No one had seen us leave.

At the foot of the stone steps leading from the Peacock Terrace to the Sunken Rosary, something made me pause and look back at the magnificent palace which we had built in this strange, far-off land where no white men but ourselves had ever come. Somehow I felt it in my bones that we were leaving it to-night never to return again. And I wondered what other kings and ministers would dwell in its splendid halls when we were gone. The air was hot; and everything was deadly still but for the gentle splashing of the tame flamingoes paddling in the lily-pond. Suddenly the twinkling lantern of a night watchman appeared round the corner of a cypress hedge. Polynesia plucked at my stocking and, in an impatient whisper, bade me hurry before our flight be discovered.

On our arrival at the beach we found the snail already feeling much better and now able to move his tail without pain.

The porpoises (who are by nature inquisitive creatures) were still hanging about in the offing to see if anything of interest was going to happen. Polynesia, the plotter, while the Doctor was occupied with his new patient, signaled to them and drew them aside for a little private chat.

“Now see here, my friends,” said she speaking low: “you know how much John Dolittle has done for the animals—given his whole life up to them, one might say. Well, here is your chance to do something for him. Listen: he got made king of this island against his will, see? And now that he has taken the job on, he feels that he can’t leave it—thinks the Indians won’t be able to get along without him and all that—which is nonsense, as you and I very well know. All right.
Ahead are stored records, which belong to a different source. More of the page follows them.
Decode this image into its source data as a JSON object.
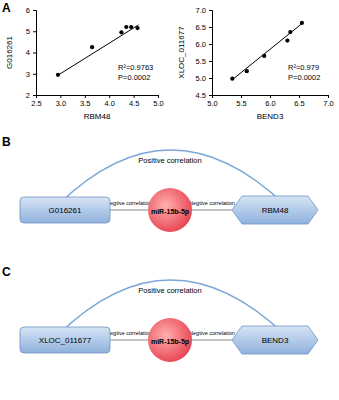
{
  "chart_data": [
    {
      "type": "scatter",
      "x_label": "RBM48",
      "y_label": "G016261",
      "x": [
        2.95,
        3.65,
        4.25,
        4.35,
        4.45,
        4.58
      ],
      "values": [
        2.95,
        4.25,
        4.95,
        5.2,
        5.2,
        5.15
      ],
      "trend_line": {
        "x": [
          2.95,
          4.6
        ],
        "values": [
          2.93,
          5.3
        ]
      },
      "annotations": [
        "R²=0.9763",
        "P=0.0002"
      ],
      "xlim": [
        2.5,
        5.0
      ],
      "xticks": [
        2.5,
        {
          "value": 3,
          "label": "3.0"
        },
        3.5,
        {
          "value": 4,
          "label": "4.0"
        },
        4.5,
        {
          "value": 5,
          "label": "5.0"
        }
      ],
      "ylim": [
        2,
        6
      ],
      "yticks": [
        2,
        3,
        4,
        5,
        6
      ],
      "color": "#000000",
      "marker": "circle"
    },
    {
      "type": "scatter",
      "x_label": "BEND3",
      "y_label": "XLOC_011677",
      "x": [
        5.35,
        5.6,
        5.9,
        6.3,
        6.35,
        6.55
      ],
      "values": [
        4.98,
        5.2,
        5.65,
        6.1,
        6.35,
        6.62
      ],
      "trend_line": {
        "x": [
          5.35,
          6.55
        ],
        "values": [
          4.95,
          6.6
        ]
      },
      "annotations": [
        "R²=0.979",
        "P=0.0002"
      ],
      "xlim": [
        5.0,
        7.0
      ],
      "xticks": [
        {
          "value": 5,
          "label": "5.0"
        },
        5.5,
        {
          "value": 6,
          "label": "6.0"
        },
        6.5,
        {
          "value": 7,
          "label": "7.0"
        }
      ],
      "ylim": [
        4.5,
        7.0
      ],
      "yticks": [
        4.5,
        {
          "value": 5,
          "label": "5.0"
        },
        5.5,
        {
          "value": 6,
          "label": "6.0"
        },
        6.5,
        {
          "value": 7,
          "label": "7.0"
        }
      ],
      "color": "#000000",
      "marker": "circle"
    }
  ],
  "panel_labels": [
    "A",
    "B",
    "C"
  ],
  "diagrams": [
    {
      "arc_label": "Positive correlation",
      "left": "G016261",
      "center": "miR-15b-5p",
      "right": "RBM48",
      "left_edge": "Negtive correlation",
      "right_edge": "Negtive correlation"
    },
    {
      "arc_label": "Positive correlation",
      "left": "XLOC_011677",
      "center": "miR-15b-5p",
      "right": "BEND3",
      "left_edge": "Negtive correlation",
      "right_edge": "Negtive correlation"
    }
  ]
}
Then here’s the point: if this snail were only willing to take him and us—and a little baggage—not very much, thirty or forty pieces, say—inside his shell and carry us to England, we feel sure that the Doctor would go; because he’s just crazy to mess about on the floor of the ocean. What’s more this would be his one and only chance of escape from the island. Now it is highly important that the Doctor return to his own country to carry on his proper work which means such a lot to the animals of the world. So what we want you to do is to tell the sea-urchin to tell the starfish to tell the snail to take us in his shell and carry us to Puddleby River. Is that plain?”
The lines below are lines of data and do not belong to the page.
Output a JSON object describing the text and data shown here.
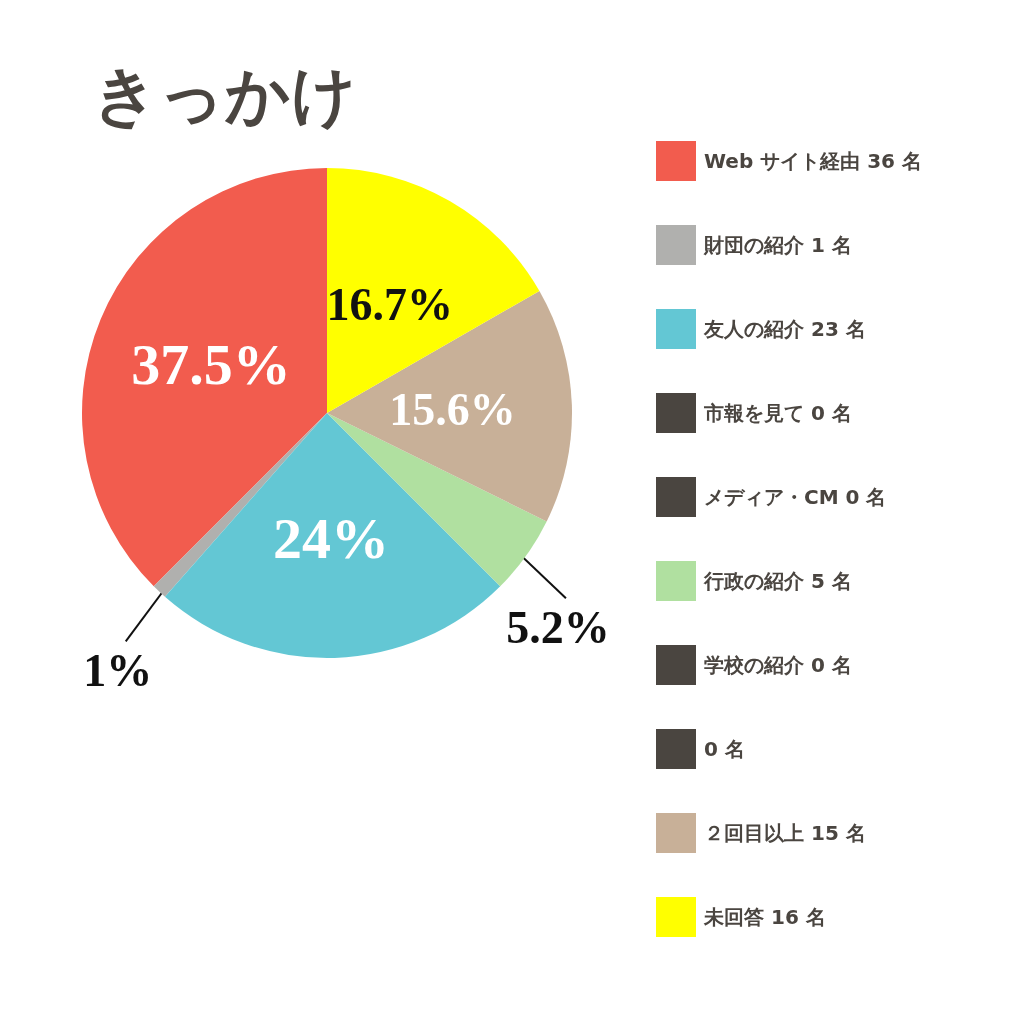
{
  "chart_data": {
    "type": "pie",
    "title": "きっかけ",
    "categories": [
      "Web サイト経由 36 名",
      "財団の紹介 1 名",
      "友人の紹介 23 名",
      "市報を見て 0 名",
      "メディア・CM 0 名",
      "行政の紹介 5 名",
      "学校の紹介 0 名",
      "0 名",
      "２回目以上 15 名",
      "未回答 16 名"
    ],
    "values": [
      37.5,
      1,
      24,
      0,
      0,
      5.2,
      0,
      0,
      15.6,
      16.7
    ],
    "colors": [
      "#f25c4e",
      "#b0b0ae",
      "#63c7d4",
      "#4a4540",
      "#4a4540",
      "#b0e0a0",
      "#4a4540",
      "#4a4540",
      "#c8b098",
      "#ffff00"
    ],
    "value_labels": [
      "37.5%",
      "1%",
      "24%",
      null,
      null,
      "5.2%",
      null,
      null,
      "15.6%",
      "16.7%"
    ],
    "legend": "right"
  }
}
“‘Tiptoe incognito,’ whispered Bumpo”

“Quite, quite,” said the porpoises. “And we will willingly do our very best to persuade him—for it is, as you say, a perfect shame for the great man to be wasting his time here when he is so much needed by the animals.”

“And don’t let the Doctor know what you’re about,” said Polynesia as they started to move off. “He might balk if he thought we had any hand in it. Get the snail to offer on his own account to take us. See?”

John Dolittle, unaware of anything save the work he was engaged on, was standing knee-deep in the shallow water, helping the snail try out his mended tail to see if it were well enough to travel on. Bumpo and Long Arrow, with Chee-Chee and Jip, were lolling at the foot of a palm a little way up the beach. Polynesia and I now went and joined them.